Politik-Profi Klaus-Jürgen Warnick geht sogar noch weiter: Für den PDS-Vorderen sind außerparlamentarische Absprachen ein völlig legitimes Mittel. „Die Überzeugung findet im Vorfeld statt“, weiß der Landes- und Kommunalpolitiker nicht zuletzt aus seiner Zeit im Bundestag. Warum sonst gebe es in den Parlamenten so häufig leere Bänke. Und in Kleinmachnow könne so manche „Schauspieleinlage“ in der Gemeindevertretung durch Absprachen im Vorfeld vermieden werden. Gerade in Kleinmachnow, wo die Mehrheiten knapp sind und ständig wechseln, gebe die Demokratie ein gutes Bild nach außen ab, wenn hinter der Bühne Kompromisse ausgehandelt würden und vor dem Vorhang Geschlossenheit demonstriert werde.

Warnicks Gelassenheit ist umso erstaunlicher, als die CDU ihre Bereitschaft zur außerparlarmantarischen Verständigungsrunde um den strittigen Turnhallenbau von einer Bedingungs abgemacht hatte: ohne PDS. „Die beiderseitige Distanz ist zu groß“, begründet Beermann die Abgrenzung.

Auch PRO Kleinmachnow und Lokalunion waren bei der Konstruktion nach dem Turnhallen-Konsens nur Zaungast. „Kungelei“, wettert deshalb Bernd Pape erbost. Der Vertreter der Lokalunion habe den Eindruck, „dass die Großen einige Sachen nur unter sich klären wollen und die Kleinen nur noch für gut befunden werden, um Mehrheiten aufzufüllen“. Pape fürchtet, „dass dies Schule macht“ und fordert von den gestandenen Parteien wie CDU und SPD „eine Selbstverpflichtung, zur parlamentarischen Arbeit zurückzukehren“.

„Zur Integration gehören immer zwei“, verhehlt SPD-Gemeindevertreter Jens Klocksin nicht, dass der Schulterschluss mitunter schwer fällt und persönliche Befindlichkeiten noch dominieren.

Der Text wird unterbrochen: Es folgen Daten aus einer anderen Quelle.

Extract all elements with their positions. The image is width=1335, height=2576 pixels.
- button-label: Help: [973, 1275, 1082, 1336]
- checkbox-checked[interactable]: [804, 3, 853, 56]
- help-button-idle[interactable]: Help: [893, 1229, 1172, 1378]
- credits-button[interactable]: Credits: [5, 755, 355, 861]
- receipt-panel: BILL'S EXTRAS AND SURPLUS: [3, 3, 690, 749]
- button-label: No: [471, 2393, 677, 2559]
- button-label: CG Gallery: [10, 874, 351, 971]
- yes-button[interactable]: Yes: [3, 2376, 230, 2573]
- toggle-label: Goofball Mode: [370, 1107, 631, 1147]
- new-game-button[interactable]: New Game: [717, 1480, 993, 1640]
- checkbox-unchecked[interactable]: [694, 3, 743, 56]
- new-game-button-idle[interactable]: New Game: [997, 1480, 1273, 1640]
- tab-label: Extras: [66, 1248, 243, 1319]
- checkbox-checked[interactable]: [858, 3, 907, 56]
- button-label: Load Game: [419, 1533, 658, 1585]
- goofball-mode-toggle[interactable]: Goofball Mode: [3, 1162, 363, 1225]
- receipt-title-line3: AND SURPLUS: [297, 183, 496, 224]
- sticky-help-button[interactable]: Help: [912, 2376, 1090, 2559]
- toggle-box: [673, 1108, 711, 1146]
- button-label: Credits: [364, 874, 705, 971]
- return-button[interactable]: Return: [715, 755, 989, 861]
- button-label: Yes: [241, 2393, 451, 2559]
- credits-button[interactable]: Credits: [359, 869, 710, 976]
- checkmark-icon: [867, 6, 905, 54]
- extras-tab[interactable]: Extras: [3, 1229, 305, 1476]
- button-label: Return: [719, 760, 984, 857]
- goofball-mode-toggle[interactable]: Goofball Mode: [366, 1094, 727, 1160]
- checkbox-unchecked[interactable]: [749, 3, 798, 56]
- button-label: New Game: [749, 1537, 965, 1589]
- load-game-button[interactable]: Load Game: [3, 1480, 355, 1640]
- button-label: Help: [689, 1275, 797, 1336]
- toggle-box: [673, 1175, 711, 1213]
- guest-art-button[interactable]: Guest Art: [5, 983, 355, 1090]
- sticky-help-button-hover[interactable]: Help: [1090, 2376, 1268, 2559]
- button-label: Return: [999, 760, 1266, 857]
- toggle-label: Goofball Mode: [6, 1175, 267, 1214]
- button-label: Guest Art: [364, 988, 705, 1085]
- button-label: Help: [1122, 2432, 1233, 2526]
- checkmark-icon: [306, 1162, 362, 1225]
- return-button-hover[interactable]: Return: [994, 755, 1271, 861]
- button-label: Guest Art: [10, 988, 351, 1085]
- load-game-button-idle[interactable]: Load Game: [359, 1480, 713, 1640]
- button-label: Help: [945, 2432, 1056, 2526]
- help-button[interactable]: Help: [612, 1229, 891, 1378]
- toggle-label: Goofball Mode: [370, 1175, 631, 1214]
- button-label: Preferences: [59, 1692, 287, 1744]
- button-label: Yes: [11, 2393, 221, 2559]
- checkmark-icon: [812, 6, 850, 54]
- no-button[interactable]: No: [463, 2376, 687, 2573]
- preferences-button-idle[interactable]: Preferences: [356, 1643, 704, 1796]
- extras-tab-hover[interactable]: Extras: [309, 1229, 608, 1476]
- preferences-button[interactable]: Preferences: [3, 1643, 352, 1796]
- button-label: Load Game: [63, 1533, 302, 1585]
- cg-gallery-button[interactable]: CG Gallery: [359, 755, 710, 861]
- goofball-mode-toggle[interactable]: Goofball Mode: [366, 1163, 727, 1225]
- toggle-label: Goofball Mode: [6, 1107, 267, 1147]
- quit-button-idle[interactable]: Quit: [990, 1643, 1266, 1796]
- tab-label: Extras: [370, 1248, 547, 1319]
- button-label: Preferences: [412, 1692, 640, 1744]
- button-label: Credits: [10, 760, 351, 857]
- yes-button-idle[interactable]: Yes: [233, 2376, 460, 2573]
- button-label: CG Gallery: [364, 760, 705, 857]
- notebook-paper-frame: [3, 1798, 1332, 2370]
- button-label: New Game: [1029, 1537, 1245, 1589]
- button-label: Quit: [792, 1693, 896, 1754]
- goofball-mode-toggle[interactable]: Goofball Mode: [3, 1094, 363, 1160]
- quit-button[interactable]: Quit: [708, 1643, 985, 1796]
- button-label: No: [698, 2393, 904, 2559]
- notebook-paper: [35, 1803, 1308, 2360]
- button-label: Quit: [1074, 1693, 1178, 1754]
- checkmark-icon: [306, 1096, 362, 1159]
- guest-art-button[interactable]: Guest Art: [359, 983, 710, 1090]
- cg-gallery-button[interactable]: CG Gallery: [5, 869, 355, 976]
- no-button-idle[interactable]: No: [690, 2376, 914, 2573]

Bereits bei der Grundsatzentscheidung zur dritten Grundschule hat Klocksin vergeblich darum geworben, dass PDS, PRO und Lokalunion ins Boot steigen. Vor allem die PDS vertritt bei der Schule wie auch bei der Turnhalle eine konträre Position gegen die Mehrheit im Ortsparlament. Auffallend: Bis auf PDS-Fraktionschef Wolfgang Kreemke sind es in der PDS, in der Lokalunion und bei PRO die Repräsentanten der alten Wahlperiode, die häufig eine ablehnende oder zurückhaltende Minderheit bilden.

Dass sich Mehrheiten auch außerhalb des Sitzungssaals finden, ist für SPD-Ortschef Klocksin normal: „Gebe es keine informelle Ebene, würde man überhaupt nicht zu Ergebnissen kommen.“ Wichtig sei nur, so Christdemokrat Beermann, „die Wege zur Entscheidung öffentlich nachzuzeichnen“.